Jordan, Louis, Nicolas, Reinicaer et les autres bénéficient d'un nouveau dispositif d'insertion sociale par le travail en entreprise ordinaire, à Auneau-Bleury-Saint-Symphorien, une commune nouvelle d'Eure-et-Loir.
Jean-François Dufresne, président de l'association Vivre et travailler autrement, lui-même père d'une jeune adulte autiste et également directeur général d'Andros, est à l'initiative de cette innovation.
Les jeunes travailleurs, dont son fils, sont ainsi employés à mi-temps en CDI par l'entreprise agro-alimentaire Novandie, filiale du groupe Andros. L'initiative bénéficie du soutien de l'État et des institutions locales et régionales.
Pour l'heure, c'est la pause déjeuner dans la salle-à-manger de la Maison du Parc, leur lieu de vie. Chacun a sa place autour de la table où sont servis des plats préparés par la cuisinière. Mais ce soir, ce seront eux qui cuisineront.
"L'objectif de l'association est de prouver que l'insertion des personnes autistes par le travail est possible et que c'est une source d'épanouissement pour eux, grâce à un accompagnement éducatif et social et à un hébergement", explique à l'AFP la responsable de l'association Yenni Gorce.
Ils sont accompagnés à l'usine de moniteurs d'ESAT (établissement et service d'aide par le travail) mais aussi d'éducateurs spécialisés de la maison de l'autisme d'Eure-et-Loir.

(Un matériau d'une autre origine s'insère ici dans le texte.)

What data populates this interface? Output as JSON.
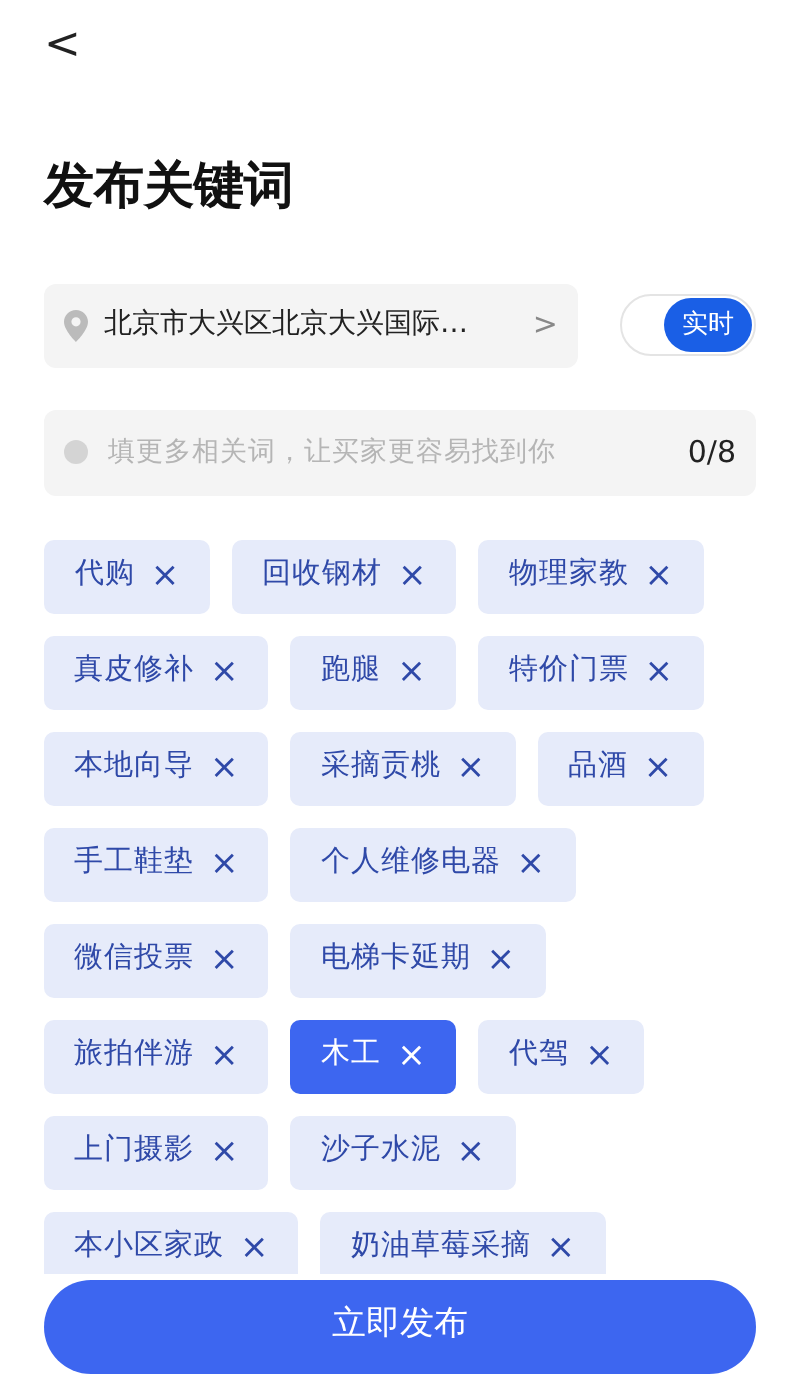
{
  "header": {
    "back": "<",
    "title": "发布关键词"
  },
  "location": {
    "value": "北京市大兴区北京大兴国际…",
    "chevron": ">"
  },
  "realtime_toggle": {
    "label": "实时",
    "on": true
  },
  "keyword_input": {
    "placeholder": "填更多相关词，让买家更容易找到你",
    "count": "0/8"
  },
  "tags": [
    {
      "label": "代购",
      "remove": "×",
      "selected": false
    },
    {
      "label": "回收钢材",
      "remove": "×",
      "selected": false
    },
    {
      "label": "物理家教",
      "remove": "×",
      "selected": false
    },
    {
      "label": "真皮修补",
      "remove": "×",
      "selected": false
    },
    {
      "label": "跑腿",
      "remove": "×",
      "selected": false
    },
    {
      "label": "特价门票",
      "remove": "×",
      "selected": false
    },
    {
      "label": "本地向导",
      "remove": "×",
      "selected": false
    },
    {
      "label": "采摘贡桃",
      "remove": "×",
      "selected": false
    },
    {
      "label": "品酒",
      "remove": "×",
      "selected": false
    },
    {
      "label": "手工鞋垫",
      "remove": "×",
      "selected": false
    },
    {
      "label": "个人维修电器",
      "remove": "×",
      "selected": false
    },
    {
      "label": "微信投票",
      "remove": "×",
      "selected": false
    },
    {
      "label": "电梯卡延期",
      "remove": "×",
      "selected": false
    },
    {
      "label": "旅拍伴游",
      "remove": "×",
      "selected": false
    },
    {
      "label": "木工",
      "remove": "×",
      "selected": true
    },
    {
      "label": "代驾",
      "remove": "×",
      "selected": false
    },
    {
      "label": "上门摄影",
      "remove": "×",
      "selected": false
    },
    {
      "label": "沙子水泥",
      "remove": "×",
      "selected": false
    },
    {
      "label": "本小区家政",
      "remove": "×",
      "selected": false
    },
    {
      "label": "奶油草莓采摘",
      "remove": "×",
      "selected": false
    }
  ],
  "publish_button": "立即发布"
}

La plupart des autistes engagés dans ce programme ne savent pas lire, ne communiquent pas ou peu avec des mots et ressentent des intérêts restreints. Ils peuvent aussi faire preuve de comportements répétitifs.
"Ils éprouvent du mal à exprimer ce qu'ils ont à l'intérieur d'eux-mêmes. En revanche, tous possèdent des facultés de concentration exceptionnelles. Ils ont une excellente mémoire et comprennent parfaitement leur environnement de manière visuelle, lorsqu'il leur est adapté", souligne Yenni Gorce.
environnement adapté
L'aménagement a été conçu par des spécialistes pour que la compréhension des salariés autistes soit parfaite: à l'usine tout est visuel, calibré, mesuré, structuré. "Les personnes autistes souffrent de l'imprévu et rencontrent des angoisses, voire subissent des crises lorsqu'un phénomène inattendu survient", souligne Mme Gorce.
Ils changent aussi régulièrement de postes de travail, passant d'une ligne de production, où ils doivent insérer des couvercles sur des pots de yaourt, à la réalisation de panachages de produits finis, vendus en lots.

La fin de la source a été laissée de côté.